Based on the facts and considerations discussed above, we believe that the Acquiring Fund and the Fund are both engaged in the same line of business: each is an open-end management investment company that seeks capital appreciation by normally investing predominantly in equity securities of domestic small-capitalization companies in similar market sectors. As such, each fund has a similar risk profile. After the Reorganization, the Acquiring Fund will continue that line of business for the benefit of the shareholders of both funds. In these circumstances, we are of the opinion that the Reorganization will satisfy the “continuity of business enterprise” requirement necessary for tax-free reorganization treatment. However, because Revenue Ruling 87-76 is the only ruling on which taxpayers can rely, dealing specifically with the application of the “continuity of business enterprise” requirement to a reorganization involving investment companies, our opinion cannot be free from doubt. No ruling has been or will be obtained from the IRS as to the subject matter of this opinion and there can be no assurance that the IRS or a court of law will concur with the opinion set forth above.

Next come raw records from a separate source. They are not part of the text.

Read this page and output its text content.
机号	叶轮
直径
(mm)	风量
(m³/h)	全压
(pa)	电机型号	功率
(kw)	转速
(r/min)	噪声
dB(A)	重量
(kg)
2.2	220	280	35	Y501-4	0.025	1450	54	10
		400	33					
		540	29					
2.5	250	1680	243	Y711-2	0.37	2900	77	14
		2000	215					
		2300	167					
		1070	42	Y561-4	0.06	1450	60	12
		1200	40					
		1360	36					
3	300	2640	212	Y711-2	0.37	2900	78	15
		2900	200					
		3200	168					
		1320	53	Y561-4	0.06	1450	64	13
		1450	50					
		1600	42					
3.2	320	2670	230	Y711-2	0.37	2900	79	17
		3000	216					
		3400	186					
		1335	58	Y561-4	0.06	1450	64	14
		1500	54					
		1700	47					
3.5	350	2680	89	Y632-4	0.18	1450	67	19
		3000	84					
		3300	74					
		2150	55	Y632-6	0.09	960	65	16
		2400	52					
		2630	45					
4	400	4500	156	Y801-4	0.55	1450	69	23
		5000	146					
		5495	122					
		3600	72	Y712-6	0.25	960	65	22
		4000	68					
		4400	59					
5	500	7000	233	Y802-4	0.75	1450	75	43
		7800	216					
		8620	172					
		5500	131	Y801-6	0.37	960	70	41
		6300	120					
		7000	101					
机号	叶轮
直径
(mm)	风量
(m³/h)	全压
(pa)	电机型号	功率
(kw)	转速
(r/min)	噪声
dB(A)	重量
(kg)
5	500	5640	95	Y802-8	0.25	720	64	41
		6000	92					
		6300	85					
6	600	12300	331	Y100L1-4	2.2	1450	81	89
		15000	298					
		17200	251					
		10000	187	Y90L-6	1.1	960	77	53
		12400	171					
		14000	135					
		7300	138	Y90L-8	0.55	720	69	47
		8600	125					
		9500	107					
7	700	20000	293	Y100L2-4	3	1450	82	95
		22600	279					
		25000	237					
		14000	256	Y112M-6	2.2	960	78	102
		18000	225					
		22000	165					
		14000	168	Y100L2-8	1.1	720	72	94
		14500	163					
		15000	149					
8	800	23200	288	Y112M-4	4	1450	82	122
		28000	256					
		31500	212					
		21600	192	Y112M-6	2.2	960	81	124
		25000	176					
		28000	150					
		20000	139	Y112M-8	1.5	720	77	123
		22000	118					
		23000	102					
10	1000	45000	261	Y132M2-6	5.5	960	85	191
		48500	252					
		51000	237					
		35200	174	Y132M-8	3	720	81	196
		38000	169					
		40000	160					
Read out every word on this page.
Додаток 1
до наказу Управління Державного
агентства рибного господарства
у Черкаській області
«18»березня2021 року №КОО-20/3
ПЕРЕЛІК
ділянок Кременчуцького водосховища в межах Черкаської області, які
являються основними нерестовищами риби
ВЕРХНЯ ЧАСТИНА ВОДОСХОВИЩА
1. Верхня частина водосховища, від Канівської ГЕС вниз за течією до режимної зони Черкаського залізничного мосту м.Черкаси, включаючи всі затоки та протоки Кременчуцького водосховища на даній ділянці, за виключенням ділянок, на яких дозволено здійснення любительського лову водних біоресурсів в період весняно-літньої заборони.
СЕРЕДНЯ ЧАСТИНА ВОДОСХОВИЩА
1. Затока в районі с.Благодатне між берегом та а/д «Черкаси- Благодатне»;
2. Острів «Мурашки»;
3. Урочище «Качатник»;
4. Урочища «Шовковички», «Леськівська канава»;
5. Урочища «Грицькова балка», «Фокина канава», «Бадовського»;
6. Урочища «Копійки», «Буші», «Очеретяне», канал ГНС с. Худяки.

We hereby consent to the filing of this opinion as an exhibit to the Registration Statement and to the reference to us in the Prospectus/Proxy Statement included in the Registration Statement, and to the filing of this opinion as an exhibit to any application made by or on behalf of the Acquiring Fund or any distributor or dealer in connection with the qualification of the Acquiring Fund Shares under the securities laws of any state or jurisdiction. In giving such permission, we do not admit hereby that we come within the category of persons whose consent is required under Section 7 of the Securities Act of 1933, as amended, or the rules and regulations of the Securities and Exchange Commission thereunder.